RUGBY:Jon Swift
PERHAPS the most amazing aspect of Francois Pienaar’s defection to the ranks of English league rugby came in the shape of the contention by South African Rugby Football Union (Sarfu)chief executive Rian Oberholzer that the axed World Cup captain still has a future in Springbok rugby.
That is surely stretching credibility to new limits, even by the standards of the game in this country. Simple logic would dictate that if Pienaar did have a future, he would never have signed his multi-million rand deal with Saracens in the first place.
The deal, reportedly worth well over R2- million a year during the three years Pienaar will brave the mud and rain of England, is a sign of the regard the player is held in by the rest of the rugby-playing world.
Interestingly, by declaring Pienaar a free agent from the end of this year, it also releases Sarfu from the contract they least wanted to carry without having to look for the likes of the “golfing loophopes” which have started emerging of late.
It is no secret that Sarfu, faced like all of us with the savage spectre of the declining rand, are anxious – and quite rightly so – to trim back the wage bill the World Cup and looming professionalism forced on them.
There is already talk of trimming back the national squad to 26 and relying more heavily on match fees for internationals. There are also murmurs of some of the other, currently less productive, World Cup contracts being bought out. This, too, is sensible.
Professionalism caught rugby by surprise in much the same manner as the Welshmen of Neath are renowned for grabbing their opponents in the southern regions of their rugby shorts.
Look at the state of finances at Northern Transvaal, one of the biggest unions in the country and certainly one with the most ardent and enduring support.
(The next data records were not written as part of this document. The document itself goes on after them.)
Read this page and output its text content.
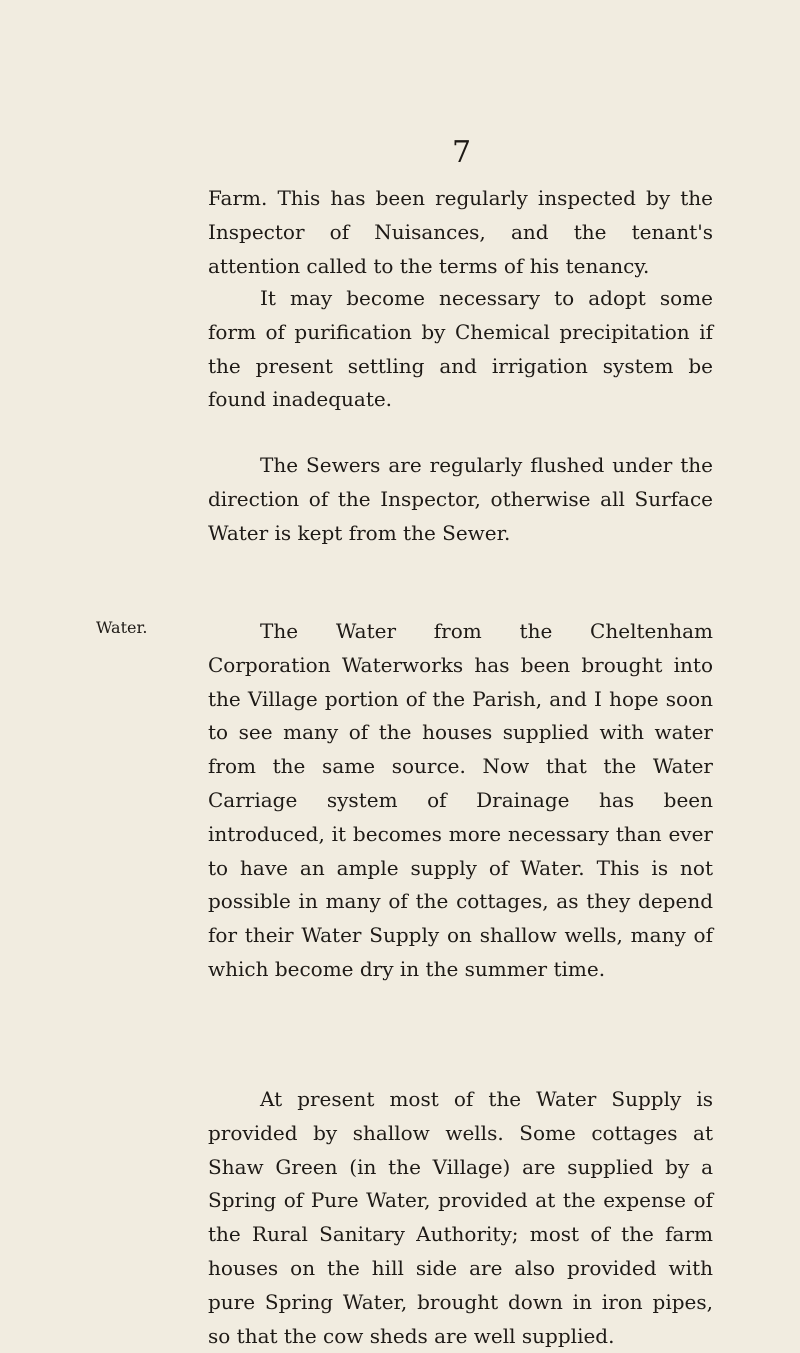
7

Farm. This has been regularly inspected by the Inspector of Nuisances, and the tenant's attention called to the terms of his tenancy.

It may become necessary to adopt some form of purification by Chemical precipitation if the present settling and irrigation system be found inadequate.

The Sewers are regularly flushed under the direction of the Inspector, otherwise all Surface Water is kept from the Sewer.

Water.	The Water from the Cheltenham Corporation Waterworks has been brought into the Village portion of the Parish, and I hope soon to see many of the houses supplied with water from the same source. Now that the Water Carriage system of Drainage has been introduced, it becomes more necessary than ever to have an ample supply of Water. This is not possible in many of the cottages, as they depend for their Water Supply on shallow wells, many of which become dry in the summer time.

At present most of the Water Supply is provided by shallow wells. Some cottages at Shaw Green (in the Village) are supplied by a Spring of Pure Water, provided at the expense of the Rural Sanitary Authority; most of the farm houses on the hill side are also provided with pure Spring Water, brought down in iron pipes, so that the cow sheds are well supplied.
The deficit the union reported in its last set of accounts was blamed largely on the number of players contracted by the Blue Bulls.
For, surely, no business on earth outside the celluloid confines of Hollywood agrees to pay in advance on the strength of performances yet to be delivered.
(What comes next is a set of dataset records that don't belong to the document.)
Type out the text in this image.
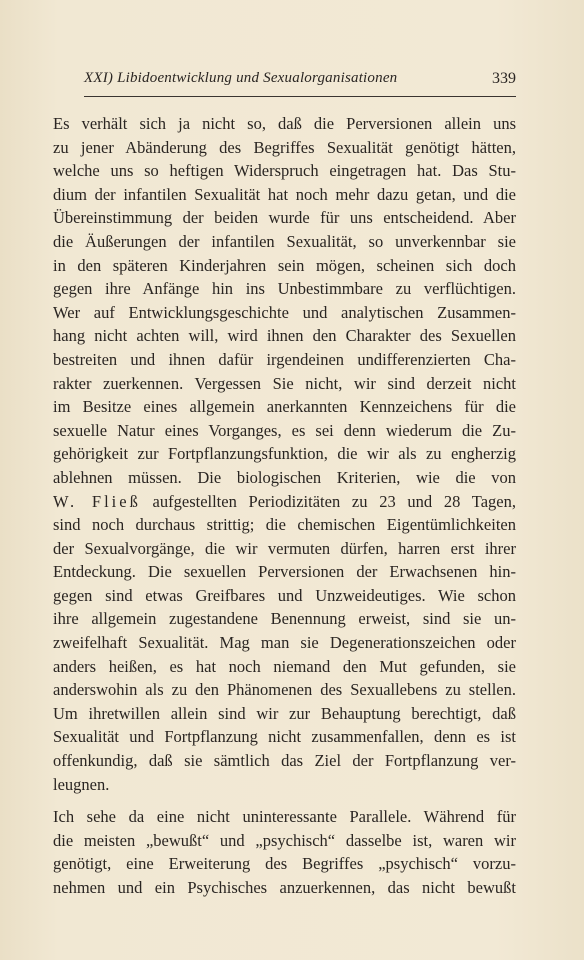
XXI) Libidoentwicklung und Sexualorganisationen	339
Es verhält sich ja nicht so, daß die Perversionen allein uns
zu jener Abänderung des Begriffes Sexualität genötigt hätten,
welche uns so heftigen Widerspruch eingetragen hat. Das Stu-
dium der infantilen Sexualität hat noch mehr dazu getan, und die
Übereinstimmung der beiden wurde für uns entscheidend. Aber
die Äußerungen der infantilen Sexualität, so unverkennbar sie
in den späteren Kinderjahren sein mögen, scheinen sich doch
gegen ihre Anfänge hin ins Unbestimmbare zu verflüchtigen.
Wer auf Entwicklungsgeschichte und analytischen Zusammen-
hang nicht achten will, wird ihnen den Charakter des Sexuellen
bestreiten und ihnen dafür irgendeinen undifferenzierten Cha-
rakter zuerkennen. Vergessen Sie nicht, wir sind derzeit nicht
im Besitze eines allgemein anerkannten Kennzeichens für die
sexuelle Natur eines Vorganges, es sei denn wiederum die Zu-
gehörigkeit zur Fortpflanzungsfunktion, die wir als zu engherzig
ablehnen müssen. Die biologischen Kriterien, wie die von
W. Fließ aufgestellten Periodizitäten zu 23 und 28 Tagen,
sind noch durchaus strittig; die chemischen Eigentümlichkeiten
der Sexualvorgänge, die wir vermuten dürfen, harren erst ihrer
Entdeckung. Die sexuellen Perversionen der Erwachsenen hin-
gegen sind etwas Greifbares und Unzweideutiges. Wie schon
ihre allgemein zugestandene Benennung erweist, sind sie un-
zweifelhaft Sexualität. Mag man sie Degenerationszeichen oder
anders heißen, es hat noch niemand den Mut gefunden, sie
anderswohin als zu den Phänomenen des Sexuallebens zu stellen.
Um ihretwillen allein sind wir zur Behauptung berechtigt, daß
Sexualität und Fortpflanzung nicht zusammenfallen, denn es ist
offenkundig, daß sie sämtlich das Ziel der Fortpflanzung ver-
leugnen.
Ich sehe da eine nicht uninteressante Parallele. Während für
die meisten „bewußt“ und „psychisch“ dasselbe ist, waren wir
genötigt, eine Erweiterung des Begriffes „psychisch“ vorzu-
nehmen und ein Psychisches anzuerkennen, das nicht bewußt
South African cricket has taken the lead in this regard … as indeed it has in so many aspects of fitting sport and professionalism into the ill-fitting jigsaw of our national existence. Players are awarded graded, annual contracts for not unreasonable monthly salaries on their performances from the season just past. This is then filled in with negotiated – and eminently fair -match fees for the Tests and one-day internationals they play.
The following year’s contract is again negotiated on exactly the same basis. What is more, the contract criteria and the figures involved in these contracts are given up front, so transparency is assured.
Rugby seems belatedly about to follow the logical path to payment that cricket has so sensibly mapped out.
But one two-sided thought emerges from the pressure lifted on all concerned by Pienaar’s decision to mix it with the Poms.
First, there cannot be too many contracts like this one being offered, and secondly, in a country where the non-governmental agencies and private sector are increasingly being called on to do the jobs governments and officials of all persuasions were elected for, we cannot continue to look for outside assistance to bail us out.
Pienaar, one feels, deserves every last cent. He has been treated abysmally and whether new coach Andre Markgraaff wins or loses in the long run, that fact does not change.
In this regard, it is surprising that the selectors – given that they did not see him as an automatic Test choice – did not give Pienaar the option of leading the Wednesday side on the current tour to help blood the new crop of Test players. They could have had his depth of knowledge and experience for nothing, or at least for the fee they had already committed to.
Saracens have had to pay for these self-same attributes with one of the biggest contracts in world rugby.